Maurice was never a stranger to an adventure. Once, he told me we should revisit the Derjagin-Landau-Verwey-Overbeek theory, not just to change the assumptions but literally to check the calculations: “You never know, they might have missed something.” One evening, sitting at my home, I received a telephone call from him: “Look, I am in the US, but not in the State of Washington where I was supposed to be, but in Washington DC. I misunderstood where the conference would be. Since there are no flights to Seattle tonight, I decided not to go there. May I fly to Cleveland so that we could work on the book for a few days?” Of course, it was a pleasant surprise, and we had a wonderful time advancing what years later was published by Springer as “Soft Matter Physics: An Introduction.”
Being open to any scientific adventure, Maurice disliked competitive sports. In his book, he describes his one and only chess game he played being 12 years old. He has beaten a 25-years old person who taught him the rules. The game took so much of intellectual effort that Maurice decided that even the winning outcome did not justify the painful concentration and never played again. Somewhat similarly, he decided not to pursue history as a scientific activity, resorting himself to “exact sciences,” the reason being “(these) required less effort to obtain honorable results”.

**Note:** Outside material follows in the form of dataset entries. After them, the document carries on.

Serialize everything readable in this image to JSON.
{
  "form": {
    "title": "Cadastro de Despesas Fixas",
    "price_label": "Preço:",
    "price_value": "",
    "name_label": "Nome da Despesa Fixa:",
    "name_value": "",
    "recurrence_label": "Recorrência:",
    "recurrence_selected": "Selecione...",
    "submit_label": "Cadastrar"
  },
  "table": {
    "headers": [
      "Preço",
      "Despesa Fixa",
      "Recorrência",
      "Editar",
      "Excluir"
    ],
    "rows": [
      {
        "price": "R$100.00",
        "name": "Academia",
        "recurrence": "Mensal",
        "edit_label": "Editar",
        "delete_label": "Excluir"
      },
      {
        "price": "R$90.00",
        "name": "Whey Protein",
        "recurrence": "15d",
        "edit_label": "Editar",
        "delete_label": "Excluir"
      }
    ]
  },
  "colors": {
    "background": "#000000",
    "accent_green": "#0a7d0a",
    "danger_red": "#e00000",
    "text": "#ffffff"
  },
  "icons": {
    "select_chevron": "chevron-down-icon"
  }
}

In 1980, Maurice Kleman was honored with the Prix de Physique Jean Ricard de la Société Française de Physique; in 2007, the Grand Prix de l’Académie des Sciences and in 2018, he was elected an International Honorary Member of the American Academy of Arts & Sciences. I think Maurice knew that the biggest award was that his ideas of how topology and geometry shape physical systems continue to inspire researchers nowadays.